Frau Freundlich hat einen anspruchsvollen Beruf, einen fürsorglich-autoritären Ehemann und eine pubertierende Tochter. Sowohl im Beruf als auch in Haushalt und Familie gibt sie stets "ihr Bestes", wie sie sagt. Zusätzlich engagiert sie sich noch in ihrer Kirchengemeinde und leitet einen Lesekreis in der Altenhilfe. Im Schlaf knirscht sie mit den Zähnen. Und wenn ihr einmal etwas tatsächlich oder scheinbar misslingt, dann kann sie sich dadurch völlig aus dem Gleichgewicht geworfen fühlen. 

Wenn jemand sie um eine Gefälligkeit bittet, sagt sie niemals Nein. 

Die Frage danach, was sie selbst sich für ihr Leben wünscht, was ihr gut tut oder Freude machen würde, bringt sie vollkommen aus ihrem (starren) Konzept. Es gelingt ihr nicht, eine Antwort zu finden. Schließlich schiebt sie die Frage mit einer leichten Handbewegung weg: "Ach, ich brauche nichts. Ich bin glücklich, wenn es anderen gut geht."

Frau Freundlich hat auch ein Kontakt-Problem. Sie hat, dadurch dass sie buchstäblich im Einsatz für ihre Arbeit und für andere Menschen "auf geht" womöglich den Kontakt zu sich selbst verloren.

 

5. Begriff: Prozess

Der "Prozess" in der Gestalttherapie ist die Fähigkeit des Menschen, flexibel mit der "Kontaktgrenze" umgehen zu können. 

Im Beispiel von Frau Fröhlich wäre es ein für das Wohlbefinden der Patienten förderlicher "Prozess", wenn es ihr gelänge, nicht ausschließlich im Dienst an Anderen und den eigenen Aufgaben "auf"zugehen, sondern manchmal auch die Grenze schließen zu können und beispielsweise zu Aufforderungen aus der Umwelt Nein zu sagen. Diese Flexibilität hat Frau Freundlich aktuell nicht. Sie kennt nur eine Bewegung, das "Auf"gehen in scheinbar grenzenloser Erfüllung ihrer Pflichten und Aufgaben. Sie kann noch nicht die "Grenze" ihrer Leistungsfähigkeit erkennen um auch für ihr eigenes Wohlbefinden zu sorgen.

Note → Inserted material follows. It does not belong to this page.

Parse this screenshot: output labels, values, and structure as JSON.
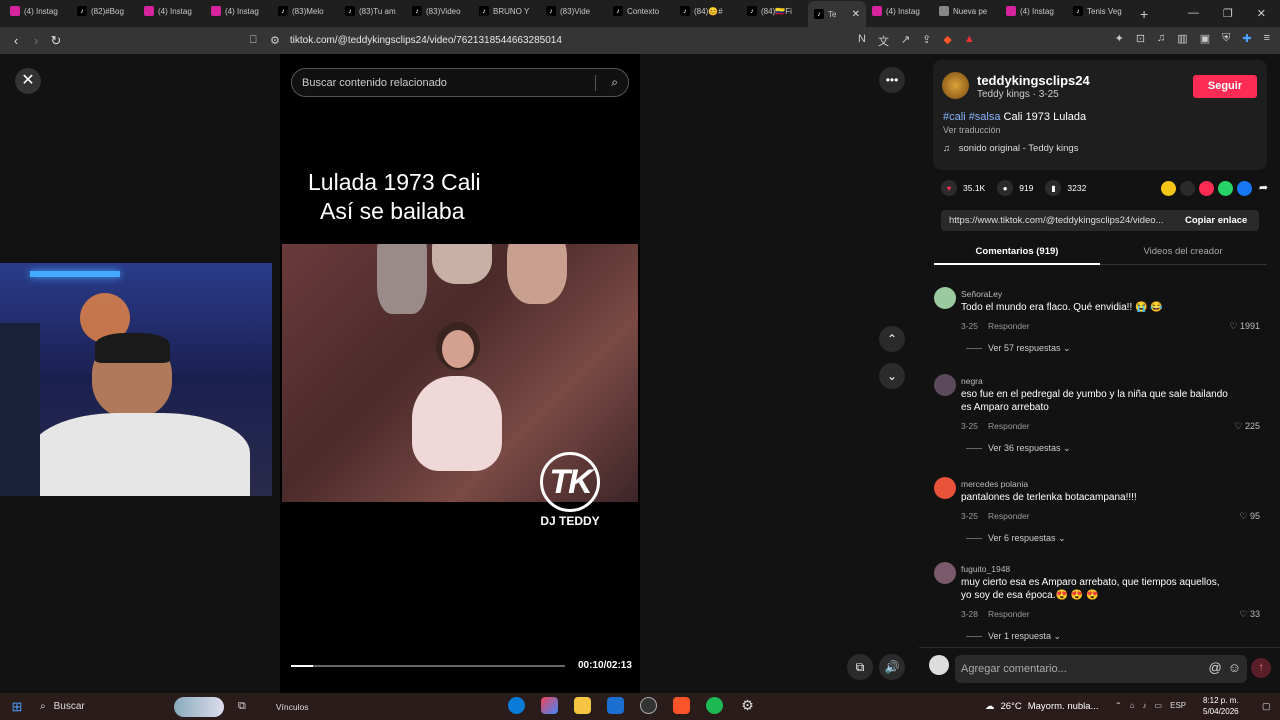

Im Idealbild ist die Grenze zwischen einem Menschen und seiner Umwelt "semi-permeabel"; das heißt "halb-durchlässig". Unsere Körperzellen haben zum Beispiel solche semi-permeablen Grenzen. So können alle wichtigen Nährstoffe in die Zelle hineingelangen und Abfallstoffe können aus der Zelle heraustransportiert werden: Die Zelle ist im Kontakt mit ihrer Umwelt bei gleichzeitiger Beibehaltung ihrer Zell-Grenze.

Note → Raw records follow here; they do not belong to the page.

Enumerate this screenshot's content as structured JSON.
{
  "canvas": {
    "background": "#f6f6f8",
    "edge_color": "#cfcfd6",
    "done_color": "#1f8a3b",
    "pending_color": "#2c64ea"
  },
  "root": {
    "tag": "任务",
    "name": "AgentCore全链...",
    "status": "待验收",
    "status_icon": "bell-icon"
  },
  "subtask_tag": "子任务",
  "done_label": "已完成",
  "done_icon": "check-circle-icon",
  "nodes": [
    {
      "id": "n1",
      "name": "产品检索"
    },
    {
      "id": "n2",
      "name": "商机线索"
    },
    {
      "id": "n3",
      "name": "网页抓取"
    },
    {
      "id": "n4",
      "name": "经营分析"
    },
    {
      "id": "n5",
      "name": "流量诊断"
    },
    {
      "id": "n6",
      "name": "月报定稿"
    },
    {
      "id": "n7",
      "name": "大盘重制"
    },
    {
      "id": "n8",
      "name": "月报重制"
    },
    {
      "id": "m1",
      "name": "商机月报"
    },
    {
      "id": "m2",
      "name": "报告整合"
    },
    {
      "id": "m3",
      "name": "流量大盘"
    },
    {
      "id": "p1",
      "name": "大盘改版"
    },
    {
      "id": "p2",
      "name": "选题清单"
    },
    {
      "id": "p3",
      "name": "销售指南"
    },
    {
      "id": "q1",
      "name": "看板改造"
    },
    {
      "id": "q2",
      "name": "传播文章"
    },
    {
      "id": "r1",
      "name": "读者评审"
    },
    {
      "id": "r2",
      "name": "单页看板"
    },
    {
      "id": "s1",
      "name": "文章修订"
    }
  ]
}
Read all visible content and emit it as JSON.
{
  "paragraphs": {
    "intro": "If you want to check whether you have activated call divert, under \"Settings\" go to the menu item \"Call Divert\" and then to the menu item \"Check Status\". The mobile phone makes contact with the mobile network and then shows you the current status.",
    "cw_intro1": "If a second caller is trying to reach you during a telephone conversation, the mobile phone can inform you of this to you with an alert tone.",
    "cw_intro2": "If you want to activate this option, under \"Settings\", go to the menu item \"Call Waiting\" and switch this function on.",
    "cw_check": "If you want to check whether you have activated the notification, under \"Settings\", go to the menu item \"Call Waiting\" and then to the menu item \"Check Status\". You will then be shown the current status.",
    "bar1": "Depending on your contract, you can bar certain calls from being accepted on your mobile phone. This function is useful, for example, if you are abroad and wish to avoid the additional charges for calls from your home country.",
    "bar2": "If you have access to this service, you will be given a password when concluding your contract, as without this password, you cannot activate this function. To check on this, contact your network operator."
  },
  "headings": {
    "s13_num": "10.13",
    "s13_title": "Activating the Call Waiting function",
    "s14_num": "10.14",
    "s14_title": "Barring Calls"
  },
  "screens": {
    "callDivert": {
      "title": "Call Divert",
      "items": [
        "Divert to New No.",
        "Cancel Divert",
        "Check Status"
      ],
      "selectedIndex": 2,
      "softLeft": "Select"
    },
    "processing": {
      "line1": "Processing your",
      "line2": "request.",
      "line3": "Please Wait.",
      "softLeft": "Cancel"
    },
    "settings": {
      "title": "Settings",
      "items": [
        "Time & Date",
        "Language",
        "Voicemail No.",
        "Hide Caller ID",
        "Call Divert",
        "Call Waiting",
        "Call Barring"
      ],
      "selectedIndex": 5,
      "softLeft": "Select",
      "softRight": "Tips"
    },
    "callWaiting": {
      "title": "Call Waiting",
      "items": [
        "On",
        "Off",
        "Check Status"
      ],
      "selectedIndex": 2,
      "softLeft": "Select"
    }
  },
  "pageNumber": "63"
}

Ein Mensch ist  aus der Sicht der Gestalttherapie eine Einheit oder Ganzheit mit Grenzen zu seiner Umwelt. Wenn ein Mensch seine Grenzen flexibel und angemessen öffnen oder auch wieder schließen kann, dann ist er in gutem "Kontakt" mit sich selbst und der Umwelt - daraus folgt, dass er, wie eine einzelne (Körper-)Zelle mit ihrer semi-permeablen Zellgrenze, lebendig, selbst-bewusst und in diesem Sinn auch  "gesund"  sein kann.